That all being said, within any belief system I think there are multiple types and layers we have to distinguish, some of which Catholicism has traditionally taken note of.
One should distinguish between sins, where one fails to meet the standard that one believes in as we are all weak and fallen, and dissenting beliefs. Somebody who slips up on occasion and does something against the teachings of the faith while still believing in the teachings of the faith, is different from someone who believes the teachings of the faith are wrong. Then there's the difference between dissent, believing the church is wrong, and error in ignorance where an individual is either insufficiently Cathechized or just too dumb to understand the finer points of doctrine. Obscure theological points, or third order logical conclusions, just won't be properly comprehended by a lot of people, and a skilled sophist could lead them through clever phrasing to deny them. And there's a difference again between His Holiness' Loyal Opposition, a reformer who dissents from church policy and wants to change it, and someone who hates the church whole cloth.

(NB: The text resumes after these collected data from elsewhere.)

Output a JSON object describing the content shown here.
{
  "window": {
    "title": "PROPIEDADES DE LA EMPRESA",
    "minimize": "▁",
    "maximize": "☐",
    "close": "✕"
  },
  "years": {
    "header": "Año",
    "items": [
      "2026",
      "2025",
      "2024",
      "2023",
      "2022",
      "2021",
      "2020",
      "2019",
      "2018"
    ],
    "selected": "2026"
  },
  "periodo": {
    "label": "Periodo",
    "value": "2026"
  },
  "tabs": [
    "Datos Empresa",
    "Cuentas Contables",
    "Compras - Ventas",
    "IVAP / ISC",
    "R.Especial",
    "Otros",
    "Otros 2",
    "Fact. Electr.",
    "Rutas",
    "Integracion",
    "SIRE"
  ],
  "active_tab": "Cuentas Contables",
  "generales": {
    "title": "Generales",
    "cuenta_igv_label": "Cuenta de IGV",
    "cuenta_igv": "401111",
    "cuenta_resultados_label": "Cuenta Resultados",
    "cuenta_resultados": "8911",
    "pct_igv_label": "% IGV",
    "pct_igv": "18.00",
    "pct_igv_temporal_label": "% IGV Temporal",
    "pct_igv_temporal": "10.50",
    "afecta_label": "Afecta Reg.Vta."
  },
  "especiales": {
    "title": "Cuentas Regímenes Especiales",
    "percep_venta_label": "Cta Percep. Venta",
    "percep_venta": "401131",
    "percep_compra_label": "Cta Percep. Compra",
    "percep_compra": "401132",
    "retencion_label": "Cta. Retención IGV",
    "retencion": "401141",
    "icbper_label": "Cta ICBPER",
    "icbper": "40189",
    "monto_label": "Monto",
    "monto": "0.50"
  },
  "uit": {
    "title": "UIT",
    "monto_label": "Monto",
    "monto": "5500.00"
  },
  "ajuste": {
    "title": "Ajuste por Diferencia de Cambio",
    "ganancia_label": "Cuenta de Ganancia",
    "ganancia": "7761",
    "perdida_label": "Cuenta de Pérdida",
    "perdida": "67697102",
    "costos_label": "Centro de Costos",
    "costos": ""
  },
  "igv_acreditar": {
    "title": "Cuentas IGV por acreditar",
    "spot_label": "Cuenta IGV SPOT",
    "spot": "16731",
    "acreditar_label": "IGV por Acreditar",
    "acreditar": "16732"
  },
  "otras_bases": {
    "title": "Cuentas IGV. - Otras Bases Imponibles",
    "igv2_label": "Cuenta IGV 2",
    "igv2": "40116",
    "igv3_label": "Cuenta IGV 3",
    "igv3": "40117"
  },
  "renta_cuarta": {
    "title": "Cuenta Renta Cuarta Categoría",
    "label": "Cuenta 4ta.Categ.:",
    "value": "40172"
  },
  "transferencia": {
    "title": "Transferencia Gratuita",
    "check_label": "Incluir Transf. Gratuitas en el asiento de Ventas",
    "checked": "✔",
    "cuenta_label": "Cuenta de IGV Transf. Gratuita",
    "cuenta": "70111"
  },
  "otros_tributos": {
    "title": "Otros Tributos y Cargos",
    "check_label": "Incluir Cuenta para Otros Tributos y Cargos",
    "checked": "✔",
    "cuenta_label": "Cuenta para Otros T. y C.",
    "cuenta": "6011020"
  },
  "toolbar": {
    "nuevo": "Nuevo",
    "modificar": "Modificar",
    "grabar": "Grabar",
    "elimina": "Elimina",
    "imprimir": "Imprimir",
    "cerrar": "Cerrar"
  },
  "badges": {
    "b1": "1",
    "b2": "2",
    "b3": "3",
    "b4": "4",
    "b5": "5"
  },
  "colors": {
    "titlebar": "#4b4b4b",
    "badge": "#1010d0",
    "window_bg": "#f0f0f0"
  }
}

At any rate, we should recenter the question. I don't really care what you call yourself, I care about how seriously I have to take it. A constant problem within the legal cases surrounding Freedom of Religion in the United States is how do we know who is a believer? I want to see a broadened freedom of religion, but I also want to see enhanced tests of belief to access those protections. Similarly socially and ethically. It's fine for anyone to call themselves a Christian or a Jew or a Pastafarian, it's not fine for that to impose requirements on me to take their beliefs seriously.